Katz's $\ell$-adic Airy sheaf The Airy differential equation
$$y''(x)\ = \ xy(x)$$
is one of the simplest irregular differential equations (so not determined by its monodromy data, there is more structure, the Stokes data). Associated to this, Katz constructs an Airy sheaf $\text{Ai}$ on the affine line $\mathbf{A}^1_{\mathbf{F}_q}$; $\text{Ai}$ is the Fourier transform of some nonconstant lisse sheaf. However, I don't know anything about Katz's theory, and this question is an attempt to learn more about it, in an example.
Question: What is the evidence that this is the correct sheaf analogue of the Airy differential equation? e.g.

*

*(How) does this $\ell$-adic sheaf see the Stokes data of the differential equation?

*You can write the Airy DE as a limit of DE's which have regular singular points. Does the Katz construction work in families i.e. apply it to the family of DE's $P_ty(x)=0$ where setting $t=0$ gives back Airy?

*Other properties I might not have thought of.

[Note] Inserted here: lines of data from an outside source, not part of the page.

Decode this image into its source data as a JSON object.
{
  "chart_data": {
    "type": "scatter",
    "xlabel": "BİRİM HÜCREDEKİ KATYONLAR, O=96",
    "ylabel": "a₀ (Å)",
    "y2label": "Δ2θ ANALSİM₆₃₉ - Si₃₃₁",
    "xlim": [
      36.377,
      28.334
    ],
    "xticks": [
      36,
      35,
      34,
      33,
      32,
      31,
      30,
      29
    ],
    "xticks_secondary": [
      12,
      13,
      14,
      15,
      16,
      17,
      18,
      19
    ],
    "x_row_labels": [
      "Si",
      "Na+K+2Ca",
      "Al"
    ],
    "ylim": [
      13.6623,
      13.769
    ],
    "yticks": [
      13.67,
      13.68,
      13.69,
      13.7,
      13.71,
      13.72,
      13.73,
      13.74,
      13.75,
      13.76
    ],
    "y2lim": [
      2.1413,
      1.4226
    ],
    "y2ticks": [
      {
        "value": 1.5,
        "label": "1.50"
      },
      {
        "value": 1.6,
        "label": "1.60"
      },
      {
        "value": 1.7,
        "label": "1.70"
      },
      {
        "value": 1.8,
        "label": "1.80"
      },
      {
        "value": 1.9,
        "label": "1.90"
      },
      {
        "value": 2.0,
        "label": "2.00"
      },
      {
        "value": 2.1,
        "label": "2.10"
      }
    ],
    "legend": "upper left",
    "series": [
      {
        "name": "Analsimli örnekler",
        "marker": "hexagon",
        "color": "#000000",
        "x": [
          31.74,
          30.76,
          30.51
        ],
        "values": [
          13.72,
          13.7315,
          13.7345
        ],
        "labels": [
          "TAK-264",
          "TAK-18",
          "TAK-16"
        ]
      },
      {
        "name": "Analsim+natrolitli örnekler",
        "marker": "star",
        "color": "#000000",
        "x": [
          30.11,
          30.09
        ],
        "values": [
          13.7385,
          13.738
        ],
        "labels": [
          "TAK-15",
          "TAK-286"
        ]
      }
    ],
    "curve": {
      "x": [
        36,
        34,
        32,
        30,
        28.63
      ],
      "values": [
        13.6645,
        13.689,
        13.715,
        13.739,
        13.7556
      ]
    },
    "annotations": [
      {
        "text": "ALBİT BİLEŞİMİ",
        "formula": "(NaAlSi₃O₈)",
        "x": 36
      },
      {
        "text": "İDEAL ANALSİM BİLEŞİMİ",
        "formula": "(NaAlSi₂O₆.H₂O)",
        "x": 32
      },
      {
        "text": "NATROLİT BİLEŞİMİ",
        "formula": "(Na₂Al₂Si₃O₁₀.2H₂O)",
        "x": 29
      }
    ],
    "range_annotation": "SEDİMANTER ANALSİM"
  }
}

 A: (1.) The part of the Stokes data we can see is the restriction of the differential equation to the field of formal Laurent series at each point. There is a classification of differential equations over this field, and a classification of Galois representations of a field of formal Laurent series over a finite field, and the two classifications are pretty similar.
When we compare these classifications, the Airy sheaf and Airy differential equation match up at each point. The most important aspect of this is the slopes - the Airy differential equation has slopes $3/2$ at $\infty$, and so does the Airy sheaf, for the suitable definition of slope in each context. Furthermore, both objects have no singularities away from infinity.
(2.) Doesn't this work, by a similar argument, for every differential equation with regular singularities?
Deformations of sheaves are a bit more restricted then deformations of differential equations. In fact, we have two different notions of deformations of sheaves. In one, the deformation space has coordinates in the coefficient field of the sheaf ($\ell$-adic, in this case), while in the other, the deformation space has coordinates in the base field of the variety the sheaf lives on (a field of characteristic $p$, in this case). Only by combining the two can we obtain as much power as deformations of a differential equation, where both relevant fields are $\mathbb C$ and there's a single complex variety parameterizing both types of deformations.
(3.) Here are some additional properties:
a. The Airy differential equation is preserved by the change of variables $x \mapsto \omega x$ where $\omega^3=1$. The Airy sheaf is preserved under the same change of variables.
b. The Fourier transform of the Airy differential equation (i.e. the differential equation satisfied by the Fourier transform of the Airy function) is a differential equation of rank $1$, with no singularities except $\infty$, with slope $3$ at $\infty$. The Fourier-Deligne transform of the Ary sheaf is a sheaf of rank $1$, with no singularities except $\infty$, with slope $3$ at $\infty$.
In fact, properties a and b characterize the Airy differential equation up to scaling $x$ (and changes of variables in $y$), and they also characterize the Airy sheaf up to scaling $x$.
c. The image of the action of the differential Galois group on solutions of the Airy differential equation is $SL_2$, and the monodromy group of the Airy sheaf (i.e. the Zariski closure of the image of the Galois group on sections of the Airy sheaf) is also $SL_2$.